The number of staff working from home has surged with the lockdown, and many office-based employers now plan to keep most or all of their employees working remotely for the long term. There are of course many advantages to allowing those staff members who can work effectively from their own home offices to do so, but be aware also of the business risks that this “new normal” exposes your company to.
One of these is the increased risk of reputational harm to your business, particularly whilst the pandemic and its economic fallout continue to threaten staff morale and uncertainty is the watchword of the day. We analyse those risks and suggest some positive steps you can take to address them.
“It takes a lifetime to build a good reputation, but you can lose it in a minute” (Will Rogers)

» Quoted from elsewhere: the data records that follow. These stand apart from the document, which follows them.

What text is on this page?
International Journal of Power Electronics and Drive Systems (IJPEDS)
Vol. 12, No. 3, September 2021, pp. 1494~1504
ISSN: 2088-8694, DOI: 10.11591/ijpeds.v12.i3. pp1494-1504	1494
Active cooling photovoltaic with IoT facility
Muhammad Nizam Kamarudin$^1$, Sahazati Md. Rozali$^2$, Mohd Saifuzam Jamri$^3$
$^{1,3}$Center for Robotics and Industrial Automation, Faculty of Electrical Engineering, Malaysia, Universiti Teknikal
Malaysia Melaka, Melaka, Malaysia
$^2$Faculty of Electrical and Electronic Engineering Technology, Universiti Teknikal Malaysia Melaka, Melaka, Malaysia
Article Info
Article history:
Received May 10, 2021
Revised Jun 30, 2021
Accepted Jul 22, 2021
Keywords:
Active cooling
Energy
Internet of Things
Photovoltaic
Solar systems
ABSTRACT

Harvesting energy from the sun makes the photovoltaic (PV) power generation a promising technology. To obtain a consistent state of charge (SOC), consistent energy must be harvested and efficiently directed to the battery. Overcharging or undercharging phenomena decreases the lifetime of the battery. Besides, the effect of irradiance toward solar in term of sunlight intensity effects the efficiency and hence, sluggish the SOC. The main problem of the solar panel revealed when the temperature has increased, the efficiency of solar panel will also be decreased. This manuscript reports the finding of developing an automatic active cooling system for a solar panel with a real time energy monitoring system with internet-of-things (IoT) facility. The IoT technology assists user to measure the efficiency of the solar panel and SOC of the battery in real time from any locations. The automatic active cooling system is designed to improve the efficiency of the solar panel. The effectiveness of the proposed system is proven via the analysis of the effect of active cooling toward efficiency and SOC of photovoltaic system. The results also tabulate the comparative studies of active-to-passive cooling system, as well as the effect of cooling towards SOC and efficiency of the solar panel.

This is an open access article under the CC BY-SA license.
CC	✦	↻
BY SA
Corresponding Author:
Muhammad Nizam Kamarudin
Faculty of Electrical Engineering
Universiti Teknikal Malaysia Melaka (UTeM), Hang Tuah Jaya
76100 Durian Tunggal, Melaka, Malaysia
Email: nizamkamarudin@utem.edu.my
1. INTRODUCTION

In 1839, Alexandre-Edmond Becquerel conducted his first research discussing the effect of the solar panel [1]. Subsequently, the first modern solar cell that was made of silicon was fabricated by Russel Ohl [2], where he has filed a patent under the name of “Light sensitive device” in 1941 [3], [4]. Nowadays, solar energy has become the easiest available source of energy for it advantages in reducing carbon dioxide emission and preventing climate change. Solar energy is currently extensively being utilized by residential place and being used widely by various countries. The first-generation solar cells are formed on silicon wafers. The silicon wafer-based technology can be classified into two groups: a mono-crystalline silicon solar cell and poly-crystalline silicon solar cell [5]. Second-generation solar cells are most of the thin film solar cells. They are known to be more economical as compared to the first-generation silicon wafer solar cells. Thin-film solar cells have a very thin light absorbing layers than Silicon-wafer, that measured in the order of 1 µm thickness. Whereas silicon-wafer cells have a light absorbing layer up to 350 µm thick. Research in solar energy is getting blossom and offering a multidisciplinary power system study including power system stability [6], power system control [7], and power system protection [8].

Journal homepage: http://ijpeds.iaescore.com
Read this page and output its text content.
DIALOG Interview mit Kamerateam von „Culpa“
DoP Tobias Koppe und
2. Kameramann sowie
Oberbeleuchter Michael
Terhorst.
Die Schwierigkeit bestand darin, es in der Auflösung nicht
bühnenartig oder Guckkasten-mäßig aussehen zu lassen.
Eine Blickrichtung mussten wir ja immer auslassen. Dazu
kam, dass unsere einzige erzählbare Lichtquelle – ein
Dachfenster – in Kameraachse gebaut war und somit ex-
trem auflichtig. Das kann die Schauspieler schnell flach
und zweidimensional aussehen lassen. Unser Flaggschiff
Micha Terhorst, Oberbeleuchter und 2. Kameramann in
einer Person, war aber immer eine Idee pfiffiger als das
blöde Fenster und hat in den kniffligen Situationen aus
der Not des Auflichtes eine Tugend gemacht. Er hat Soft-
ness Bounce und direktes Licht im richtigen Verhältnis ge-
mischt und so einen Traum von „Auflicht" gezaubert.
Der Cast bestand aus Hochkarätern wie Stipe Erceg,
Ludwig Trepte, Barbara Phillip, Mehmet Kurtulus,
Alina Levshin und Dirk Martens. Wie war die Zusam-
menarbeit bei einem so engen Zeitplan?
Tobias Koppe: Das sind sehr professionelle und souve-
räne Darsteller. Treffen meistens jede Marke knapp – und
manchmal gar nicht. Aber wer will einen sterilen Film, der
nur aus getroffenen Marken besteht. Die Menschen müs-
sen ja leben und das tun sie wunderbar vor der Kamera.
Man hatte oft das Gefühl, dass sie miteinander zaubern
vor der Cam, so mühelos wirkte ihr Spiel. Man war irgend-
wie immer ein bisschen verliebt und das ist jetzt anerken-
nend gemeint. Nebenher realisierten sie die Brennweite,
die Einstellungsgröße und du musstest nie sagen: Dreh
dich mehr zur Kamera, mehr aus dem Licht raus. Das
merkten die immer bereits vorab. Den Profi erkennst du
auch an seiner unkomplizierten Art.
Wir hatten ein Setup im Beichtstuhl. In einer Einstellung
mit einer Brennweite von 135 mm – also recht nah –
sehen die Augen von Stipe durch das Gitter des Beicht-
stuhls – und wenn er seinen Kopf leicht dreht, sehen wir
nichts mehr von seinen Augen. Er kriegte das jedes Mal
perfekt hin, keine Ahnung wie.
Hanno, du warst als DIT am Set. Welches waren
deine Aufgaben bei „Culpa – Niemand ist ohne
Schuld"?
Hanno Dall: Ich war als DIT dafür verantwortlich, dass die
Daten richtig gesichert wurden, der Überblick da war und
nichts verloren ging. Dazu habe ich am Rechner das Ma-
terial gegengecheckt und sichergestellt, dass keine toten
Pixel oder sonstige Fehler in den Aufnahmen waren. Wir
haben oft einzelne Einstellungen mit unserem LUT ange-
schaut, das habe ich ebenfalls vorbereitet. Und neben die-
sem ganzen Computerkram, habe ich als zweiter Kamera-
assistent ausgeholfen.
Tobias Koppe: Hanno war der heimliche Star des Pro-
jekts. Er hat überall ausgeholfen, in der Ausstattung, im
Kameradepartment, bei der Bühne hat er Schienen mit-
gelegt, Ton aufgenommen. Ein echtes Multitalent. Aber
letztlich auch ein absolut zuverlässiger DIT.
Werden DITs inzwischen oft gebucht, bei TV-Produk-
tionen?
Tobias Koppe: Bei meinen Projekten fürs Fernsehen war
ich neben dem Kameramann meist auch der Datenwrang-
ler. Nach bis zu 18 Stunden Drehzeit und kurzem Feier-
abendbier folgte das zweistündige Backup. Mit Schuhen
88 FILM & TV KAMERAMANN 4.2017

Whilst many employees enjoy working from home, this is a time of uncertainty for them. They read of people being retrenched or furloughed and wonder if they are next. The isolation of working from home can fuel this uncertainty.
Yet it is these employees who daily interact with customers and other stakeholders. If staff have negative feelings about the company, this can be quickly picked up by customers. Social media can spread this quickly and suddenly management have to start undertaking damage control. Recently, an English business decided to not pay staff until the government’s wage subsidy kicked in. Following an outcry, management swiftly reversed this and paid the staff.
Contrast this with Quickbooks who kept their cleaning staff on full pay despite empty offices. L’Oreal have made a point of paying small suppliers quicker than usual.
Don’t think short term
The decisions you make send out signals to your staff and they are much more likely to view you favourably if you are showing fairness to your stakeholders.
Think also of your investors – they tend to support businesses where carefully considered long-term decisions are made by management. Don’t forget having a holistic outlook and making the environmental, social and governance (ESG) criteria part of your strategies.
In a recent case, staff supported management putting them on furlough after they were persuaded by management that this was the best long-term strategy to preserve jobs in the business.
Staff are more motivated if they know they have commitment and active support from their bosses.
IBM have started a program of supporting employees who need to take out time to educate their children or look after family members. They have also encouraged their staff to raise any individual difficulties they have with their managers. Introducing this type of flexibility makes managers’ jobs harder to do and IBM have created separate online chat channels for managers to network with their peers and find solutions to employees’ problems.
Other companies with diversity in the workplace have openly supported Black Lives Matter and have made sure that when there are pay cuts or retrenchments, there is no discrimination against minorities.
The world has changed and become more uncertain and more flexible. You need to plan carefully and act to ensure you stay on top of the situation and keep the support of your staff.